Lyon city authorities reported that rioters once more set fires and threw police into the suburbs. In the city center, police made 31 arrests to stop an attempted looting of shops following an unauthorized protest once morest police violence that drew some 1,300 people on Friday night.
Violence was also breaking out in some of France’s overseas territories.
In French Guiana, a 54-year-old man was killed by a stray bullet Thursday night when rioters fired on police in the capital, Cayenne, authorities said.
On the small Indian Ocean island of Réunion, protesters set rubbish bins on fire, hurled projectiles at police and damaged cars and buildings, authorities said. Some 150 officers were deployed there on Friday night.
Faced with an escalating crisis that hundreds of arrests and mass police deployments failed to quell, Macron refrained from declaring a state of emergency, an option used in similar circumstances in 2005.

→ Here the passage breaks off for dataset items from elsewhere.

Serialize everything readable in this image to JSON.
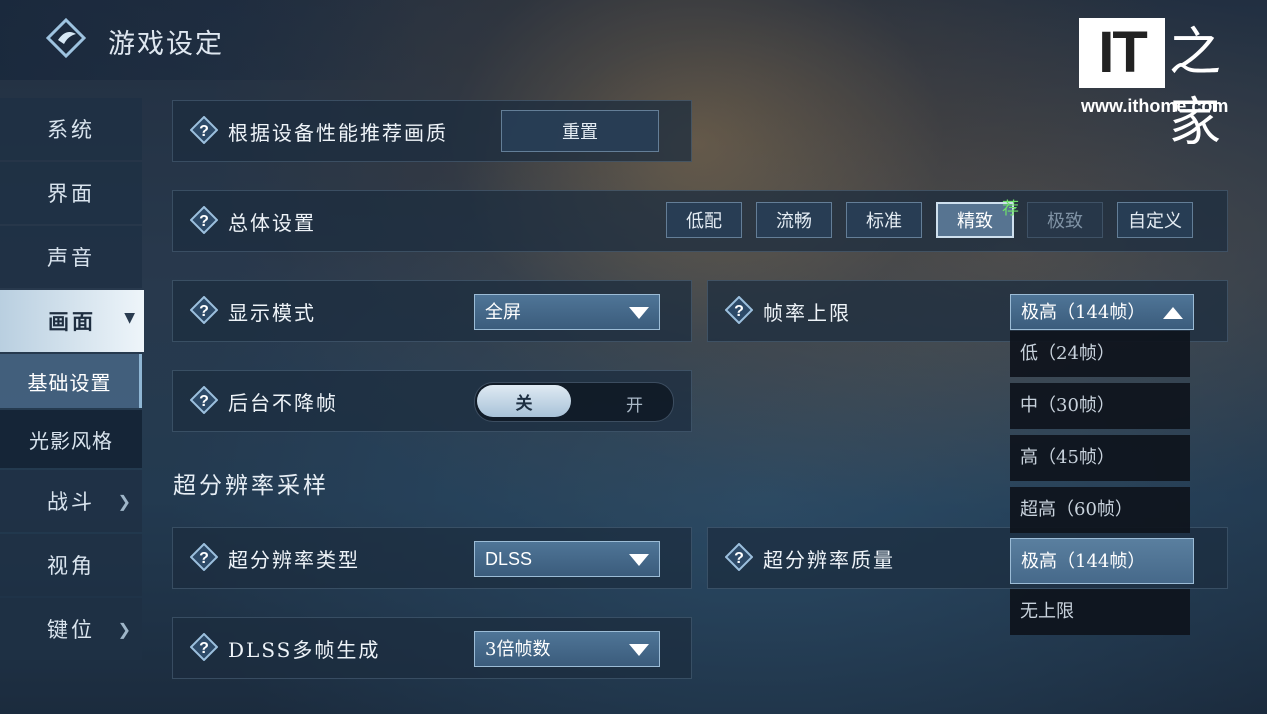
{
  "window": {
    "title": "游戏设定"
  },
  "watermark": {
    "brand": "IT之家",
    "url": "www.ithome.com"
  },
  "sidebar": {
    "items": [
      {
        "label": "系统"
      },
      {
        "label": "界面"
      },
      {
        "label": "声音"
      },
      {
        "label": "画面"
      },
      {
        "label": "基础设置"
      },
      {
        "label": "光影风格"
      },
      {
        "label": "战斗"
      },
      {
        "label": "视角"
      },
      {
        "label": "键位"
      }
    ]
  },
  "settings": {
    "recommend": {
      "label": "根据设备性能推荐画质",
      "button": "重置"
    },
    "overall": {
      "label": "总体设置",
      "presets": [
        "低配",
        "流畅",
        "标准",
        "精致",
        "极致",
        "自定义"
      ],
      "selected": "精致",
      "recommended_badge": "荐"
    },
    "display_mode": {
      "label": "显示模式",
      "value": "全屏"
    },
    "frame_limit": {
      "label": "帧率上限",
      "value": "极高（144帧）",
      "options": [
        "低（24帧）",
        "中（30帧）",
        "高（45帧）",
        "超高（60帧）",
        "极高（144帧）",
        "无上限"
      ]
    },
    "background_fps": {
      "label": "后台不降帧",
      "on_label": "关",
      "off_label": "开",
      "state": "关"
    },
    "super_res_section": "超分辨率采样",
    "super_res_type": {
      "label": "超分辨率类型",
      "value": "DLSS"
    },
    "super_res_quality": {
      "label": "超分辨率质量"
    },
    "dlss_mfg": {
      "label": "DLSS多帧生成",
      "value": "3倍帧数"
    }
  },
  "colors": {
    "accent": "#9cbcd6",
    "recommend_green": "#6fe06a"
  }
}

Macron also zeroed in on social media platforms that have broadcast dramatic images of vandalism and burning cars and buildings, saying they are playing a “considerable role” in the violence. Pointing to Snapchat and TikTok, he said they were being used to stage riots and served as conduits for mimicking violence.
From Marseille to Paris, mobs of thugs benefit from the reticence of the authorities to establish their reign of terror. Macron’s servility emboldens them.